Main Article Content
Statistical Analysis of Sexually Transmitted Infections among Patients Treated in a Nigerian Hospital
Abstract
Sexually transmitted infection (STI) has been one of the diseases prevalent among youths within society, which has affected the lives of individuals in the area of infertility and morbidity. Several factors have been attributed to sexually transmitted infections of which proper diagnosis has not been carried out as a result of misleading information given by infected personalities. Secondary data consisting of 400 patients treated for STI covering January 2020 to August 2021 was extracted from The Federal Polytechnic Ilaro Medical Centre record. STI status of patients was considered as a response variable while age, gender, vaginal diseases, vaginal itching, foul smelling, dysuria, penile itching, and vaginitis were the explanatory variables.

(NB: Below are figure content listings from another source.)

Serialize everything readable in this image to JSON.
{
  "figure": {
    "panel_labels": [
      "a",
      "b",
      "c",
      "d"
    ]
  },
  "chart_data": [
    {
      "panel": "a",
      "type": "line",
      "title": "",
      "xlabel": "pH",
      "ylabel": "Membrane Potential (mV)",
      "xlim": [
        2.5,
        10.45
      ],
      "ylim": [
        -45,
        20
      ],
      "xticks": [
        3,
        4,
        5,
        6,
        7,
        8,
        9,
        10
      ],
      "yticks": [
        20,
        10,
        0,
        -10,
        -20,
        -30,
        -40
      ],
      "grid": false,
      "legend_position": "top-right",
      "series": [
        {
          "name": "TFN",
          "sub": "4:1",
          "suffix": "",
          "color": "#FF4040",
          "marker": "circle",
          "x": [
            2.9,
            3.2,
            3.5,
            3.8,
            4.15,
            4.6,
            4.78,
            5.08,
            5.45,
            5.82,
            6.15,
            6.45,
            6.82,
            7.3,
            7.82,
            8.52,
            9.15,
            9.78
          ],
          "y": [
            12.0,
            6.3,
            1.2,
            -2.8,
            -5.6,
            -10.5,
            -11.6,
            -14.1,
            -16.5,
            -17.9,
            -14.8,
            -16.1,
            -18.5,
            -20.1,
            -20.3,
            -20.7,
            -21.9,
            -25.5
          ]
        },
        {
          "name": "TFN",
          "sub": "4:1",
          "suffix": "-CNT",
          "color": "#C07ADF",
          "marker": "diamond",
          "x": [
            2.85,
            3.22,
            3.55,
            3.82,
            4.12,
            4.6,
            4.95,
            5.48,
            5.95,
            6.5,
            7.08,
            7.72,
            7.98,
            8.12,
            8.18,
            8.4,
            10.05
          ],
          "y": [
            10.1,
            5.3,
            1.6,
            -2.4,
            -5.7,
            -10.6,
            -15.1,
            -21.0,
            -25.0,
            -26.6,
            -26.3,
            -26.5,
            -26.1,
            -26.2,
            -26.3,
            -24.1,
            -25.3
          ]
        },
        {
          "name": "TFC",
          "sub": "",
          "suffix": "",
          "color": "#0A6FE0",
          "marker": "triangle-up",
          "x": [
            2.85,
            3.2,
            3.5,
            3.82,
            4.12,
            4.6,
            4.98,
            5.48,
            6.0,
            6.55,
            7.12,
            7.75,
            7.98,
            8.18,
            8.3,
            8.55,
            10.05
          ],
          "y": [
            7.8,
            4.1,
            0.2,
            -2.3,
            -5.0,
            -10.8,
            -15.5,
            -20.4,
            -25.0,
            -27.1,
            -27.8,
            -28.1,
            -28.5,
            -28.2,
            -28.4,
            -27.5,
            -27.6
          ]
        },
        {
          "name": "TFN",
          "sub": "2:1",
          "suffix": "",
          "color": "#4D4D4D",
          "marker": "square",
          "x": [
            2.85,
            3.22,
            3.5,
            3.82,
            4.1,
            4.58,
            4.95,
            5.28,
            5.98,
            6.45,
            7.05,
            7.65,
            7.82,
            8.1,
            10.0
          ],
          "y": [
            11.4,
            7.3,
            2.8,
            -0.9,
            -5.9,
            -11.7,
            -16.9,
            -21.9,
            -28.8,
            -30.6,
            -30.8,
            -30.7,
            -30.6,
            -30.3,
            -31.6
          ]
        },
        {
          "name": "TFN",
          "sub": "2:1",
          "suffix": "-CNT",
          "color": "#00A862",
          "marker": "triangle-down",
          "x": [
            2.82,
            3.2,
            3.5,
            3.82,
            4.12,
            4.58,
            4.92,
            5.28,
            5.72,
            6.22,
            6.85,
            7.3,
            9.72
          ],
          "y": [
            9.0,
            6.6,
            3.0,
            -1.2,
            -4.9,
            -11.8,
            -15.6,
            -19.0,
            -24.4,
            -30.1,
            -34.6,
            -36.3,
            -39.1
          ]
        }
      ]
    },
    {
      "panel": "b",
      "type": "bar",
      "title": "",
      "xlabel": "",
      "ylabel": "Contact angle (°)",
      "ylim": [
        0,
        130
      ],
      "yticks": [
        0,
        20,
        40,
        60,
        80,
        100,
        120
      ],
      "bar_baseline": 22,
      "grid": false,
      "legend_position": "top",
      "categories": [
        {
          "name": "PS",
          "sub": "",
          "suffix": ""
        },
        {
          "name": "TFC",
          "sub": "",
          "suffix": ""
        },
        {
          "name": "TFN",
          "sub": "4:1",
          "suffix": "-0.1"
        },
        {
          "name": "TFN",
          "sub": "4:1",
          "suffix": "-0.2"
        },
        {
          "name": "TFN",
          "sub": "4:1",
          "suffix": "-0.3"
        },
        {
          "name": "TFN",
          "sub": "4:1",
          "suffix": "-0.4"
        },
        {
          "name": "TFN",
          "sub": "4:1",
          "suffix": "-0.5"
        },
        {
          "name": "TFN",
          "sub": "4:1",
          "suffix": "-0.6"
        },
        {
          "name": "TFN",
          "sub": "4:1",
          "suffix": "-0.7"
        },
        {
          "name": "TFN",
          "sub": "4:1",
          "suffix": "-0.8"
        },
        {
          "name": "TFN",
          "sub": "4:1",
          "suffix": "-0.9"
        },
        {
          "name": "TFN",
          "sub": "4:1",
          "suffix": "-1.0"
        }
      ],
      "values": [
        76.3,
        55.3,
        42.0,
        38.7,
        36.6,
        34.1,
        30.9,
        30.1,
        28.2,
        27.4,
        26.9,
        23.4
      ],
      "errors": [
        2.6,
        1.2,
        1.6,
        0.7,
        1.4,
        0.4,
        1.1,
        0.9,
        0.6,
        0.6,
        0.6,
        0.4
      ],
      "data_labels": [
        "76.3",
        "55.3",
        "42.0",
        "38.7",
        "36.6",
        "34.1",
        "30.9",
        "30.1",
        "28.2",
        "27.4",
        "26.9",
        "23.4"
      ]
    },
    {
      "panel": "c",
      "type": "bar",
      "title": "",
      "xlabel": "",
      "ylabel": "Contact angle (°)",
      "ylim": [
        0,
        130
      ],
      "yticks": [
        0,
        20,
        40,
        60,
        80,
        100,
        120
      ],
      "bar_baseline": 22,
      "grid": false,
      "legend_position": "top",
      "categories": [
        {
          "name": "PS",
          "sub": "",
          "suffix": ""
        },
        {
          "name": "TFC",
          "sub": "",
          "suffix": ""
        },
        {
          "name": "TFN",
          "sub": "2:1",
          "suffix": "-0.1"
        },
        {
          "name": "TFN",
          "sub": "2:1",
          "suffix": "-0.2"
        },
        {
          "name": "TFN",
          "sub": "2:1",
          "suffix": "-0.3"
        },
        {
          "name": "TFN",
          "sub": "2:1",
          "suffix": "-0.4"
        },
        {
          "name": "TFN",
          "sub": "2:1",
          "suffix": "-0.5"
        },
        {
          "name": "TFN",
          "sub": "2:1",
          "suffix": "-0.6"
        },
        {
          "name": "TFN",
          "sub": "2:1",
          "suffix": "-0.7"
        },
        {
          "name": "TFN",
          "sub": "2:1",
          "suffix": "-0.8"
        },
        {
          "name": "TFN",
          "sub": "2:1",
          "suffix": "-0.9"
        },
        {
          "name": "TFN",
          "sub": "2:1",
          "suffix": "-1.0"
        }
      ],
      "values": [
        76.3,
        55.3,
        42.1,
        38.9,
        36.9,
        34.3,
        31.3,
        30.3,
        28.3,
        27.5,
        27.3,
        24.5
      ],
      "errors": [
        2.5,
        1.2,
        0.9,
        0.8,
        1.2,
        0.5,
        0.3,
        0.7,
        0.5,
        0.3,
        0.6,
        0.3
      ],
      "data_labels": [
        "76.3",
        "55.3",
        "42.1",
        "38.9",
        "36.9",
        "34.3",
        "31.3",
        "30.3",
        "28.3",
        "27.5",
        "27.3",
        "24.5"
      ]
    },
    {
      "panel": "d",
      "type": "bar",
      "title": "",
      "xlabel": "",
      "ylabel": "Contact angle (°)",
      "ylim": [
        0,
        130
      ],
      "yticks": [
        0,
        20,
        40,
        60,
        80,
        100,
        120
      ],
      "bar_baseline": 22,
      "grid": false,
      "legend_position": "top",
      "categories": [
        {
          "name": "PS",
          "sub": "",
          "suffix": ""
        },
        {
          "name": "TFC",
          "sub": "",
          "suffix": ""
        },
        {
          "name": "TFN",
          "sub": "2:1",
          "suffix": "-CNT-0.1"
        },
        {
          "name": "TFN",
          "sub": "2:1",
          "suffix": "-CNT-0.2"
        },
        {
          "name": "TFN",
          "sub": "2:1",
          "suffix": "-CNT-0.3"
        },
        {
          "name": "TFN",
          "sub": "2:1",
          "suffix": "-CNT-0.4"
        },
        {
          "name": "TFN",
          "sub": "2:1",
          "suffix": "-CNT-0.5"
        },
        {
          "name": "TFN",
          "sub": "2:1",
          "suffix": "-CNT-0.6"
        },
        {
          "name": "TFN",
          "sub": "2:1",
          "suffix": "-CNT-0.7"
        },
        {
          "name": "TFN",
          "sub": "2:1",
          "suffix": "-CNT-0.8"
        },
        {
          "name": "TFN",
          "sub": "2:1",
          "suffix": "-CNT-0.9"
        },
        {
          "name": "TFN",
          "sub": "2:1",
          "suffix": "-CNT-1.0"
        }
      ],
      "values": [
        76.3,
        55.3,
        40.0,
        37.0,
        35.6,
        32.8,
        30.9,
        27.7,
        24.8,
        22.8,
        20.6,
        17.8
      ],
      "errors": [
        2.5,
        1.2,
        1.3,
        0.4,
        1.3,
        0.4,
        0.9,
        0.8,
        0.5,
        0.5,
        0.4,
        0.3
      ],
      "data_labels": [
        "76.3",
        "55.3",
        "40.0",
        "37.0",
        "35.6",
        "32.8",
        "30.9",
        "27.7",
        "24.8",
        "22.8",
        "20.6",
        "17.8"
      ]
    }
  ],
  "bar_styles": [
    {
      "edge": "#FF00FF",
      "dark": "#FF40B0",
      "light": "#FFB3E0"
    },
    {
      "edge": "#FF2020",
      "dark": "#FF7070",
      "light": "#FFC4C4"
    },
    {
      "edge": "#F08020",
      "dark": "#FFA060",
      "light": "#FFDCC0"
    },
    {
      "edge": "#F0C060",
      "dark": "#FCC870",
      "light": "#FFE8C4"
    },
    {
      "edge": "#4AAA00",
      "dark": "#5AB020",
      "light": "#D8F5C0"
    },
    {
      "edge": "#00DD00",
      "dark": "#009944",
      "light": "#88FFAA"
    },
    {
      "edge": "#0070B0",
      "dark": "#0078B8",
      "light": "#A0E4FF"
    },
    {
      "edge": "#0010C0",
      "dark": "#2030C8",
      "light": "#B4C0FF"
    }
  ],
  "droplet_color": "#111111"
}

Establishing a model that predicts the odds of each factor's contribution to the prevalence of STIs among the treated patients was achieved using the Logistic Regression Model (LRM), while the Random Forest Algorithm (RFA) was also considered as an alternative method. The area under the curve, accuracy, recall, precision, and F-score were used as evaluation metrics for the two techniques. The Chi-square technique was also used to test the independence of all the symptoms in association with the patient's status. The result showed that the female gender has a higher chance of being infected compared to its male counterpart with a 90.3% chance of being infected. The logistic regression model revealed that the odds of STI positive for patients suffering from penile itching is higher than every other factor considered in this research, while both logistic regression and random forest performances were evaluated with the area under the curve (0.947 and 0.907) accuracy (0.950 and 0.933) recall (0.939 and 0.849), precision (0.886 and 0.849) and F-score (0.912 and 0.875) respectively. Sex, vaginal itching, and foul-smelling were found to be significantly associated with patient status while age, dysuria, penile itching, and vaginitis were not significant at 5% and 10% levels. Based on the five (5) evaluation metrics, the logistic regression model outperformed the random forest model, hence, it is adjudged to be the best of the two models and can be relied upon for the analysis.